Feminism is not about women being better than men, the same way BLM is not about Whites or police mattering less, the same way the LGBTQ movement is not about heterosexuals having to apologize for who they are.
All movements are about making equal room for everyone at the table. Life is more delicious this way, don't you think?
I hyphenated my last name with my first marriage, and I can't tell you how many conversations I had to have with both men and women who were disgusted and somehow personally offended by my choice. People would say, "Ah, so you're one of those women, huh?" I never preached to anyone that they should do the same thing--it was simply what I wanted for me, but the stigma of rough and tumble feminists taking over the world was too prevalent in the minds of some that I felt the weight of that prejudice just by saying my name.
Education and honesty are at the heart of equality. We need to talk openly to our kids. We need to tell our girls to be aware of behavior that shuts them down and that speaking up doesn’t make them a nag or a "ball buster".
We need to tell our heterosexual boys, look, I get it, a woman’s body might make you feel like you’re going to lose your mind, but it is your job to respect and honor her. It’s our job as humans to do that in general to everyone.
And this is where that antiquated phrase of, “Boys will be boys” comes into play. I think people mean to say heterosexual boys are going to be attracted to girls when their hormones arrive and they can’t help it, but the phrase needs to be amended to “Boys will be boys, but not at the expense of our daughters’ wellbeing. They’d better keep it in check because our girls aren’t standing for it like we did.”
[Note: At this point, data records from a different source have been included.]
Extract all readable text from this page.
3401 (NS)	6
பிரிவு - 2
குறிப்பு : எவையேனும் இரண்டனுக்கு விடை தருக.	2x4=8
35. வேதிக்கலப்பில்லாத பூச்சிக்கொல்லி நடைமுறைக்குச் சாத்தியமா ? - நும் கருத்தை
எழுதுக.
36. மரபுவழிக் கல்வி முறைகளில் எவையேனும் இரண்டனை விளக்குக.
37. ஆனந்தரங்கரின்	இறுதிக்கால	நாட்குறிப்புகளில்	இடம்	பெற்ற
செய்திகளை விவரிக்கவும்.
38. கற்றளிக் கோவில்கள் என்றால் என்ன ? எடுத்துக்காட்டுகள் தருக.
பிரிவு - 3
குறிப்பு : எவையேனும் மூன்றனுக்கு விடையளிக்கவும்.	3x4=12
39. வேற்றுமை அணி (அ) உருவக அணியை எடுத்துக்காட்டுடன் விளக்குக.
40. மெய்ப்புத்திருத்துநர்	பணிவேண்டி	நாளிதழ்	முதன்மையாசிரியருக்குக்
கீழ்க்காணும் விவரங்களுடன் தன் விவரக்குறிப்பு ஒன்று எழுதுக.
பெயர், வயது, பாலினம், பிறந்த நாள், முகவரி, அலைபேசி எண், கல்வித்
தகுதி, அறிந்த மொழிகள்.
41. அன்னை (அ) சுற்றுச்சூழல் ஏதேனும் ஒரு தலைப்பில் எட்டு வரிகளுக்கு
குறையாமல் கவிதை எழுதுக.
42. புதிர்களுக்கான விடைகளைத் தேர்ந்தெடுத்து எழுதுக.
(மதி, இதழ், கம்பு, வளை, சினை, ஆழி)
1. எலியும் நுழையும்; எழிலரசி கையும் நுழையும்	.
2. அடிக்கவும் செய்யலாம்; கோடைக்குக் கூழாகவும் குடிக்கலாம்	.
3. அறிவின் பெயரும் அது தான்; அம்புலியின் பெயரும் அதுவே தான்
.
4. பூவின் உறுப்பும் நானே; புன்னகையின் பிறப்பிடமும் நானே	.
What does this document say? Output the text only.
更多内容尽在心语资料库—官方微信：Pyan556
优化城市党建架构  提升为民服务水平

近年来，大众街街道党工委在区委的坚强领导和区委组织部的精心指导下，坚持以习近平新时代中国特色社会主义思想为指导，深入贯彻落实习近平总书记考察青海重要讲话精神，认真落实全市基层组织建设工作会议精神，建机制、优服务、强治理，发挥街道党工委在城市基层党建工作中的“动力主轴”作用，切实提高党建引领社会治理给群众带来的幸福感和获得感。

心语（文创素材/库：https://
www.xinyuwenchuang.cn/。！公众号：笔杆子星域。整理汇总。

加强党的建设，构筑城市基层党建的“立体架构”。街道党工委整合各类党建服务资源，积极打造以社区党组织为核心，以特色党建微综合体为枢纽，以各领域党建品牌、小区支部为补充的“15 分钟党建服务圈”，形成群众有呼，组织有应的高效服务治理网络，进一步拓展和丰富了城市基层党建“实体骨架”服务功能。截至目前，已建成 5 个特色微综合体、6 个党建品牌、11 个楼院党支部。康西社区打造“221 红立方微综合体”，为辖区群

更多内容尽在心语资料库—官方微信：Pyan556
Can we please update that?
Inequality between the sexes has surfaced in obvious ways for me but also in more subdued, unsettling ways that eerily creep their way into accepted behaviors. These quiet missteps are undetectable by those who have become accustomed to swimming with the current.
I’ve been told by a male supervisor not to have so much confidence at a job because it’s off-putting.
Years ago, when I was a waitress, I had male coworkers make comments on my small chest, and when I reported it to the manager, he laughed at how sensitive I was and reminded me that's just how men are.
I was told by a human resources employee that she (a woman!) first assumed I would not be able to do a job since I was a single mom, but now that I was remarried, she did see how I might be able to handle the job now. Then she went on to criticize my cover letter, saying it was too bold and seemed too cocky.
That conversation threw me so off guard that I just sat there, nodding my head instead of challenging her. Presenting myself as one of those women would mark me as too confrontational (a character trait that would translate as "confident" for a male) to hire. I instead went to my car, ruminating on all the things I should have said, if I had the permission.
The topic of parenthood and marriage would never enter the conversation with a male candidate because it would not be assumed he has to juggle home with work. We women are often prey to old norms that are fantomly navigating our behaviors, and we need to challenge this more. We need more women supporting women, and cannot put the focus solely on men and how they need to act better.
Feminism and any social movement asks us to be open-minded students, listening to experiences that might be beyond the scope of our own paths instead of assuming we know how others must feel or believing if we’re not offended by something, others should also be okay with it.
It’s still our job to listen and educate even if we’re not the participants. When we brush it off, we become participants, and when society’s women aren’t happy and cared for, you’re going to hear about it, the same way I will roll up my sleeves and speak up if anyone else isn't cared for.
Does all this mean you have to be on board with what feminists have to say? Nope. Not at all. You might see life through a totally different lens that makes you internalize things completely differently than I do. It’s okay to admit pushing ourselves aside to hear others’ input is challenging. If it were easy, the world would have very little conflict.
It’s hard work worth chipping away at if it means paving the way for those we pass the baton to. My goal for the girls in my life is when they hear one day, “Oh, so you’re one of those women?” they can proudly say, “You’re darn right I am” and the boys will unapologetically say they support them without fear of losing their manhood.
Scratch that—my goal is for the world to change enough for them to not have to hear that question because Team Humanity will continue to do better once it has learned better, the way we have proven we are capable of doing. Are you in?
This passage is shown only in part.